Emerging Markets Insights: Winners and Losers From Tariff Shifts

Three things we are thinking about today

India—weathering higher tariffs: The United States increased tariffs on imports from India to 50% on August 27, 2025. The MSCI India Index has declined a modest 5% from its second quarter peak, weathering the initial tariff storm. These tariffs will likely impact an estimated 55%–65% of India’s exports to the United States, mostly in the apparel, auto parts and chemical sectors. High-value exports, including electronics and pharmaceuticals, are currently exempt. Our base case remains that these tariffs could eventually be lowered. While negotiations have been delayed, many countries have been able to lower tariffs through negotiation with the United States.

͏China equities at a four-year high: The MSCI China Index has risen to a four-year high on optimism that US President Trump will likely agree to a US-China trade deal.
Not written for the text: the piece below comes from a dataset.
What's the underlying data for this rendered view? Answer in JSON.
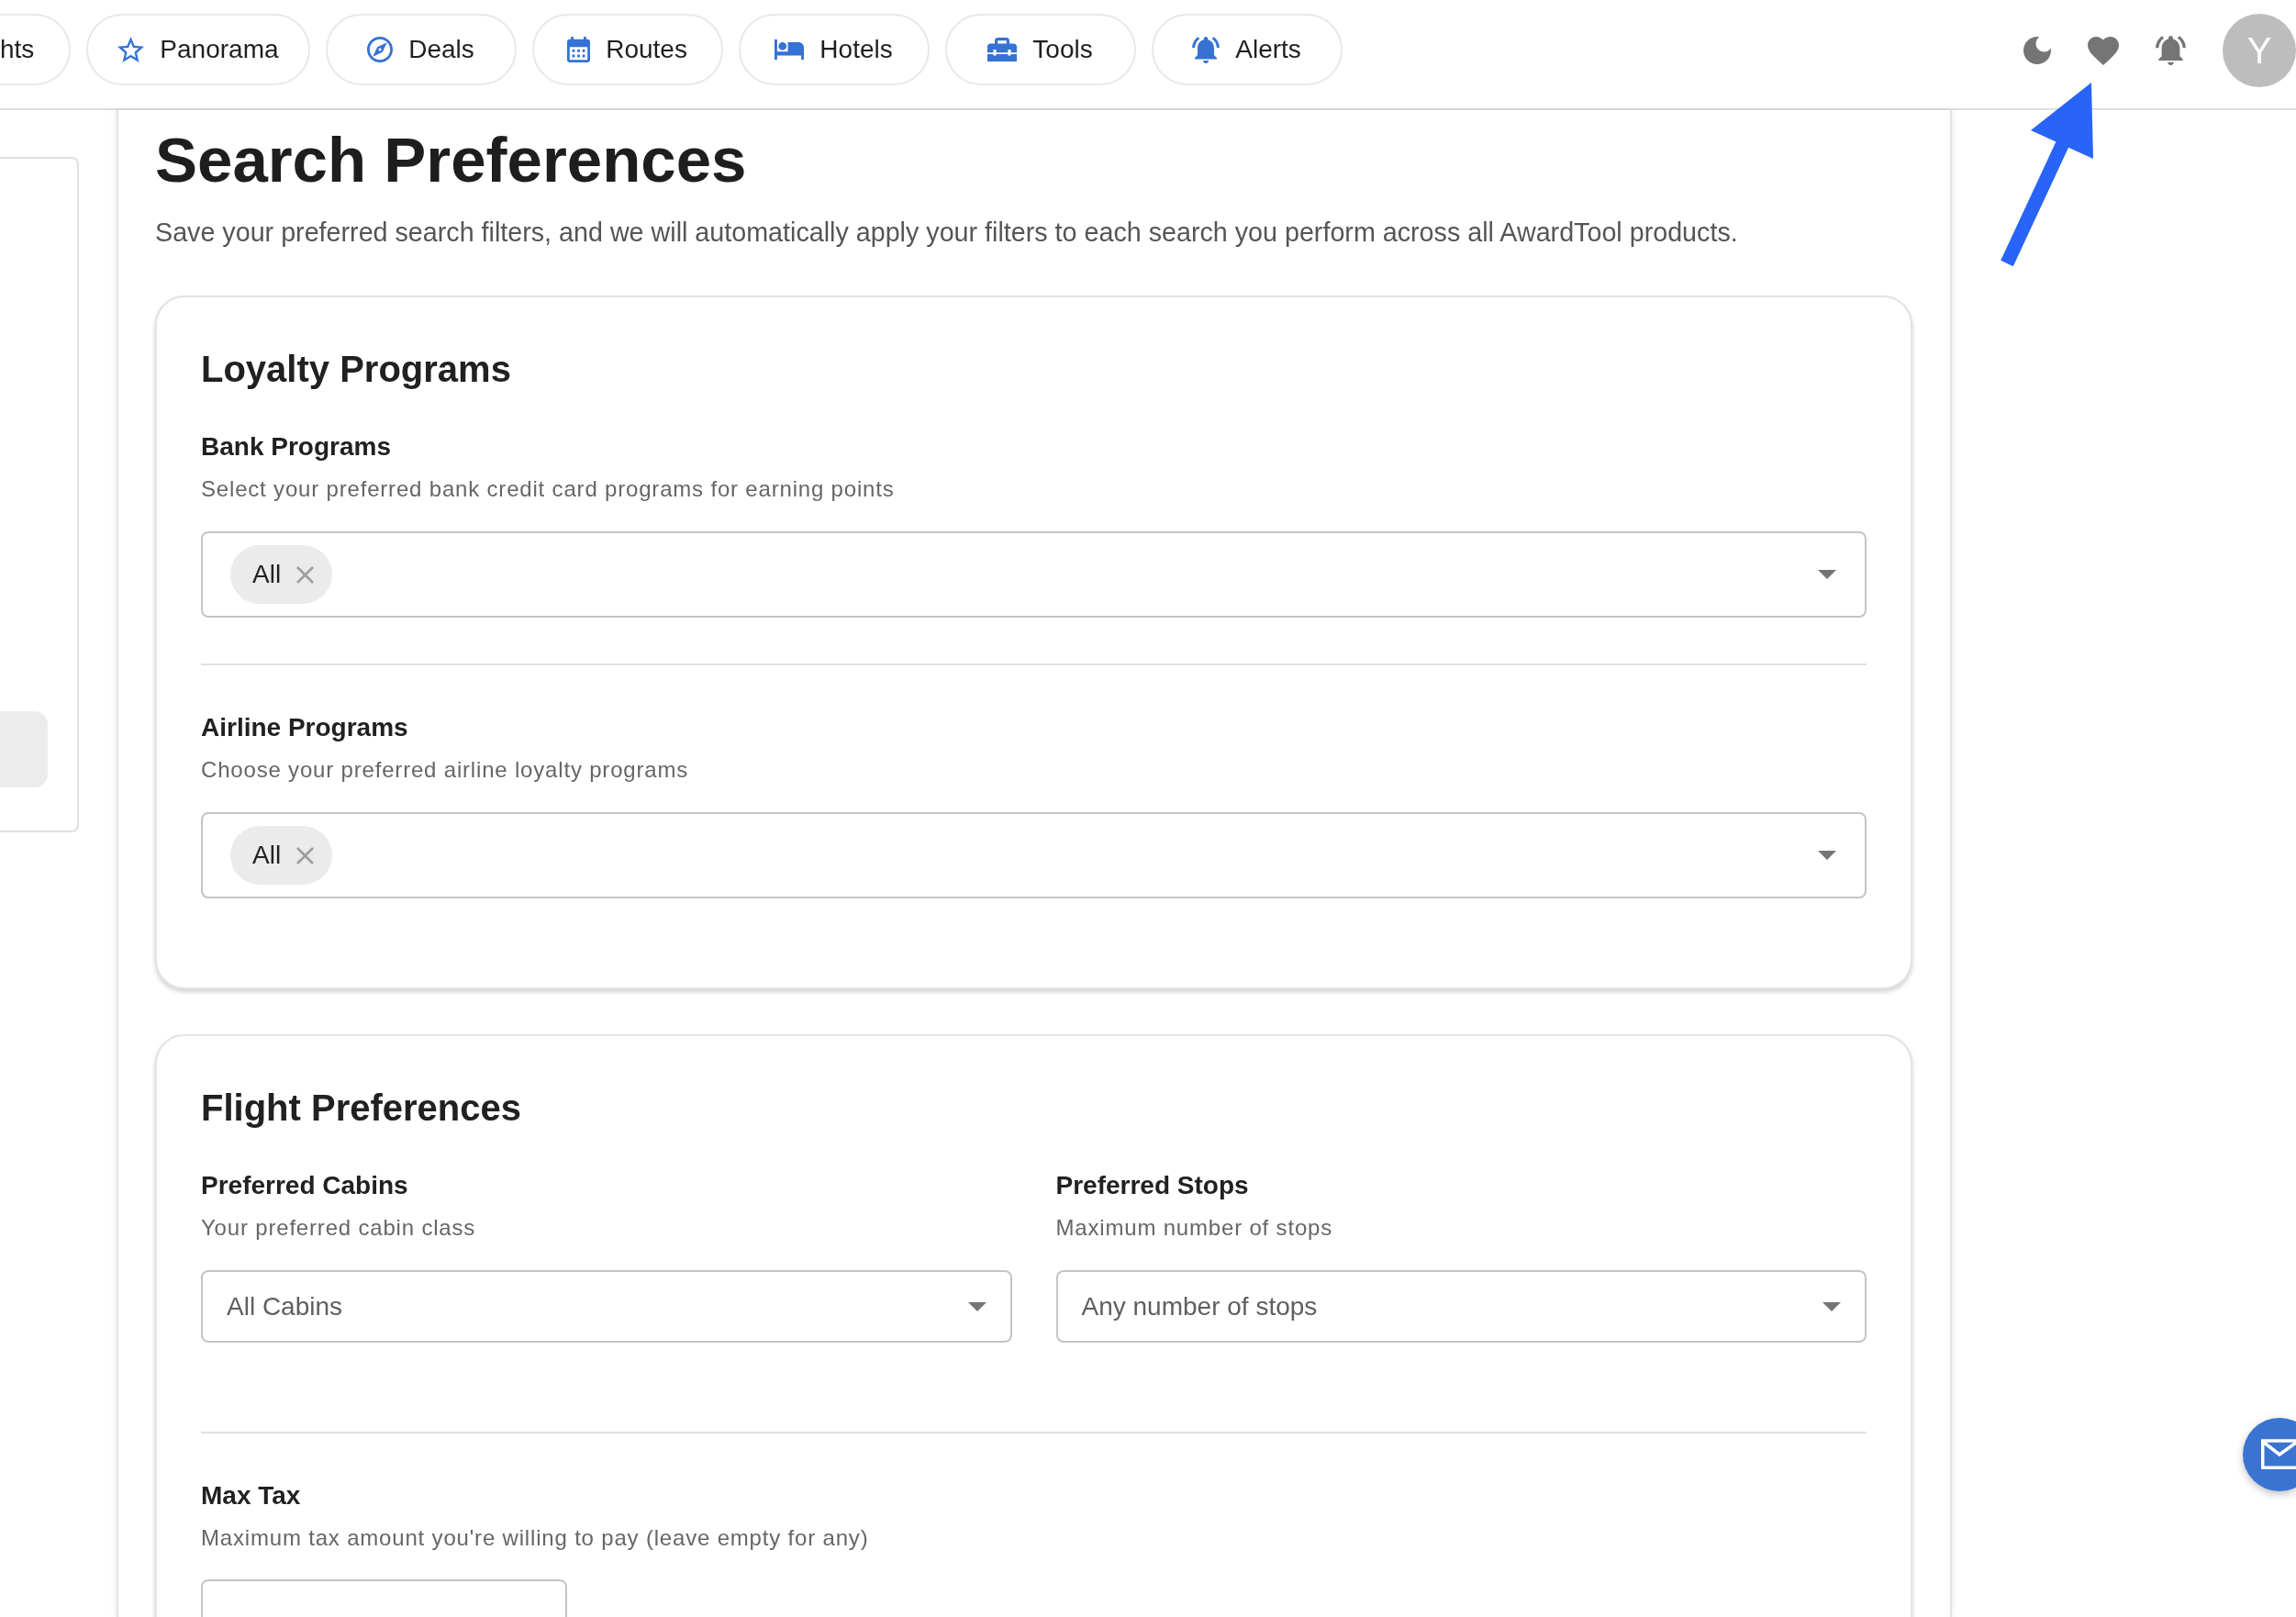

Resilient corporate earnings among Chinese companies with a domestic focus has also buoyed sentiment. There is also recognition that while challenges remain, the lows the market reached in 2024 discounted an overly pessimistic outlook given the fiscal and monetary resources available to Chinese policymakers.

US Federal Reserve (Fed) set to cut interest rates: US Fed Chairman Jerome Powell signaled at the Jackson Hole Economic Policy Symposium last month that the cooling labor market trumps what may prove to be transitory inflation pressures. Fed funds futures declined following his speech and imply, as of September 1, an 80%–85% likelihood that the Fed will likely cut interest rates at its September 16-17 meeting. We believe this has positive implications for emerging markets (EMs) given a portion of corporate debt is denominated in US dollars.